Minister of Legal Affairs and Attorney General, Basil Williams, and Canada’s Chargé d’Affaires, Sharmini Poulin, met with police, court prosecutors and state prosecutors, yesterday. They are undergoing training under the Canada-funded project “Strengthening the Guyanese Criminal Justice System” at the Police Training Centre.
The Government of Canada, through its Anti-Crime Capacity Building Programme (ACCBP), is providing funds to the Canadian NGO, the Justice Education Society (JES), to implement this project over a two-year period to the tune of C’dn$750,000 ($106 million).
This is Canada’s largest bilateral project with Guyana. The goal of the JES project is to develop the technical capacity of the police, police prosecutors, state prosecutors and magistrates to collect, analyse and present forensic evidence as a means of decreasing impunity rates.
The JES team has been visiting Guyana since last September and has commenced training activities within the Guyana Police Force on Major Case Management, Forensic Video Analysis and Crime Scene Management.
JES is a Canadian non–profit organization with an impressive record of improving the effectiveness of justice systems in Canada and around the world.
The JES programme in Central America has resulted in increased efficiency of criminal investigations, greater collaboration between institutions and reduced impunity rates. For example, in Guatemala, between 2009 and 2013, the conviction rate for violent crimes increased from five to 29 percent.

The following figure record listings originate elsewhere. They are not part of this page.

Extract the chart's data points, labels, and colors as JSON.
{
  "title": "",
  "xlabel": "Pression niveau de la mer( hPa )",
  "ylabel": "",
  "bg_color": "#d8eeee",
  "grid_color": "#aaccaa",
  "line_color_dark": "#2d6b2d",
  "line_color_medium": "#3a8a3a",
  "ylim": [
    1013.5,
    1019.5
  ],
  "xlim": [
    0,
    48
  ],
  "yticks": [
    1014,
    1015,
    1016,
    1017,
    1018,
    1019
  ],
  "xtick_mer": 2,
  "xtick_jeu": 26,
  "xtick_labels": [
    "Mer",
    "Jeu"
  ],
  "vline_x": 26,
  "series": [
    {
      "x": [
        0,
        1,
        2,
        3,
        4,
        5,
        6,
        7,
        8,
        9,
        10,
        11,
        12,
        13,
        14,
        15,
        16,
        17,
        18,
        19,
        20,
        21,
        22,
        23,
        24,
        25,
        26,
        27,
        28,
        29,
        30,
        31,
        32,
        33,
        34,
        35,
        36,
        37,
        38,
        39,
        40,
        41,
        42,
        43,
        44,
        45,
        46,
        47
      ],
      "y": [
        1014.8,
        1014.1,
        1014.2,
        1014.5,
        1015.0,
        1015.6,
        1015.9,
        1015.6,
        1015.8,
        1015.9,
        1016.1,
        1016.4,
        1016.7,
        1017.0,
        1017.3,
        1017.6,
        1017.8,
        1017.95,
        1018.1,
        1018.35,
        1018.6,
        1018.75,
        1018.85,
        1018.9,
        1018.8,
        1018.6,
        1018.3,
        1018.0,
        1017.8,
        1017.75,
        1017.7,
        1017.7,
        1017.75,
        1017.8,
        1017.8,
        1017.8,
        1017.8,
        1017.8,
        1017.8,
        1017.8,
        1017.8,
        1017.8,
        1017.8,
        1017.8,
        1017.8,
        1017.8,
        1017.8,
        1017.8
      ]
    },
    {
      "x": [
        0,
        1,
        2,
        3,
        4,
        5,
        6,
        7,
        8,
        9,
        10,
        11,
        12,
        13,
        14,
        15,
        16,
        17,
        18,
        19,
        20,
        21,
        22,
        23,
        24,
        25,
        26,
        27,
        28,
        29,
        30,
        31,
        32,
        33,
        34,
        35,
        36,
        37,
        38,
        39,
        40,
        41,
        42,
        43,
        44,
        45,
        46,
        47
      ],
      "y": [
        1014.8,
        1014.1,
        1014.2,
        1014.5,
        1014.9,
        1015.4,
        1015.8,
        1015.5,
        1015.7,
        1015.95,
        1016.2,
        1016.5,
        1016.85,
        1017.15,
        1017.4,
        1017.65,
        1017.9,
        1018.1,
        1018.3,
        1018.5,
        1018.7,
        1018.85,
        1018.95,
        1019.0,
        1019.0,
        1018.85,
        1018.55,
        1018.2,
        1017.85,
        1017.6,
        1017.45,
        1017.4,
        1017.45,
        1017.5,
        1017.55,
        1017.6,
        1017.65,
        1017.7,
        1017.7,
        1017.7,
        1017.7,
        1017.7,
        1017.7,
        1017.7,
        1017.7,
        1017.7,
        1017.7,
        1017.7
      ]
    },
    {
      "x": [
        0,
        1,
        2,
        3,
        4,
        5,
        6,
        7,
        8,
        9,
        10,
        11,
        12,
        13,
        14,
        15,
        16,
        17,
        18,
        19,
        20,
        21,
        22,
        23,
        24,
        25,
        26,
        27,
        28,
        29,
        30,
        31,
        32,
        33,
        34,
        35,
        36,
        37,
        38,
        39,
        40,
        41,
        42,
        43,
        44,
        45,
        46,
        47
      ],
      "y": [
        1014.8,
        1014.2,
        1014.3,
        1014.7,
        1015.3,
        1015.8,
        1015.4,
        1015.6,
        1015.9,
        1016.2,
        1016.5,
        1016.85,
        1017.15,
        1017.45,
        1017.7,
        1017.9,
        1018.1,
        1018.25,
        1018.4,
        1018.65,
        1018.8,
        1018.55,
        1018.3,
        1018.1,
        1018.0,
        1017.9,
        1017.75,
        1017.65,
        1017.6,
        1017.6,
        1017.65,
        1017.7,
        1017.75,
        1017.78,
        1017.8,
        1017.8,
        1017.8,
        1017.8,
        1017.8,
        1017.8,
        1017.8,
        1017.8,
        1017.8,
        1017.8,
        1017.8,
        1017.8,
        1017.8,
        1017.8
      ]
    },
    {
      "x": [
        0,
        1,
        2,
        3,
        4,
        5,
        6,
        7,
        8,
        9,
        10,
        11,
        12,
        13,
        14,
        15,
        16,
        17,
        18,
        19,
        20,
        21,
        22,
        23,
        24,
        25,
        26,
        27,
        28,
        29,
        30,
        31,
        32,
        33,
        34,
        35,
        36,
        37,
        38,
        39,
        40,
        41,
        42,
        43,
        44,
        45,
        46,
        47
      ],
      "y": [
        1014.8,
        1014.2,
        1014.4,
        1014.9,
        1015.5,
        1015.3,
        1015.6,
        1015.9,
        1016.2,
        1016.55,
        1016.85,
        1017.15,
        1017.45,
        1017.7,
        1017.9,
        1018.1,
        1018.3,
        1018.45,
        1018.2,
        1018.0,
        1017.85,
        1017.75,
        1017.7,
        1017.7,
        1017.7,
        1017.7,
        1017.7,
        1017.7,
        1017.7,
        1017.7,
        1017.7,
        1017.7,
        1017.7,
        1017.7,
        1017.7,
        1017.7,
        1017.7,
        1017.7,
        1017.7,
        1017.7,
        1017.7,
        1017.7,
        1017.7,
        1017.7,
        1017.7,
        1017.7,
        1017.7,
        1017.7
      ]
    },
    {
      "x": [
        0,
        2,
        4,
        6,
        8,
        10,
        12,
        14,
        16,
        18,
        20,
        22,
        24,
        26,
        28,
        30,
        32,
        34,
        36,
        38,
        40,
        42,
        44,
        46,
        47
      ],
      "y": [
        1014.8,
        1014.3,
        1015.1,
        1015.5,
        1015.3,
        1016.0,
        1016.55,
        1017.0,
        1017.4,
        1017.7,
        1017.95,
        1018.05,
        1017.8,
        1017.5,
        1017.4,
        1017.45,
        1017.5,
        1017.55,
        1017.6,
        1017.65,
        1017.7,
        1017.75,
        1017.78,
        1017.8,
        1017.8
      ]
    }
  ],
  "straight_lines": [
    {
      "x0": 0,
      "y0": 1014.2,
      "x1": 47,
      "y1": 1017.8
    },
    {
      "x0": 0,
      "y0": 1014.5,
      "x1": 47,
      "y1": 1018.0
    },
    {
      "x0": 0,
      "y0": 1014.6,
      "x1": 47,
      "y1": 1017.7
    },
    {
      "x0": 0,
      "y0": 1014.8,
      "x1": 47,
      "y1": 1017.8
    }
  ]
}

The project is being implemented in collaboration with the Ministries of Public Security and Legal Affairs, as well as the Office of the Chancellor of the Judiciary, the Office of the Director of Public Prosecutions and the Guyana Police Force.
Chancellor of the Judiciary, Justice Carl Singh, has visited the trainings in session. He noted the “tremendous value” of targeting the police prosecutors, state prosecutors and the magistrates. Director of Public Prosecutions, Bibi Shalimar Ali-Hack, has attended training sessions and has praised the JES for the timeliness of the intervention and for “the wealth of knowledge imparted”.
Minister Williams reaffirmed the Government of Guyana’s commitment to strengthening the administration of justice in Guyana and thanked the Government of Canada for its ongoing support.
The Minister also noted that the training comes at a very opportune time when Government has undertaken to restore the rule of law, to deliver a justice system that is impartial, accessible and accountable and to ensure that crime is solved more quickly and efficiently.
“We are therefore pleased to partner with the Justice Education Society (JES) programme in Canada under the theme “Strengthening the Guyanese Criminal Justice System” in ensuring that we strengthen our capacity in solving crime by training our police prosecutors, crime scene investigators, state prosecutors, magistrates and forensic experts. “
Williams added that through intense consultation with stakeholders and views on crime prevention, criminal investigation and case management, the Guyana /Canada continuous cooperation has contributed greatly to the development of an even closer relationship between the criminal justice administrations of our two countries, Guyana and Canada.
“It is often said that economic development provides the basis for social stability, however, sustainable public peace, based on law and order, are inevitably needed to ensure the fruits of economic development.
“This training will therefore strengthen our capacity in crime scene investigation, forensic training, training of prosecutors and ultimately solving crime in a timely manner.”
Together with this common objective, Williams said that he is sure much can be done to help the government in giving the protection the people need and ensuring their safety and security. “With the initiatives that will hopefully create, and the programmes we will come up with through this activity, we shall likewise be able to contribute in preventing crime and building a society where peace and order reign.”
Poulin noted that this project is an important part of Canada’s contribution to strengthening the rule of law in Guyana. While observing that access to a competent and fair justice system is a fundamental human right.
Poulin reaffirmed Canada’s commitment to working to strengthen national justice systems in the region, by sharing Canadian expertise, improving access to and efficiency of the justice system, and providing training and mentoring programs for both police and justice officials.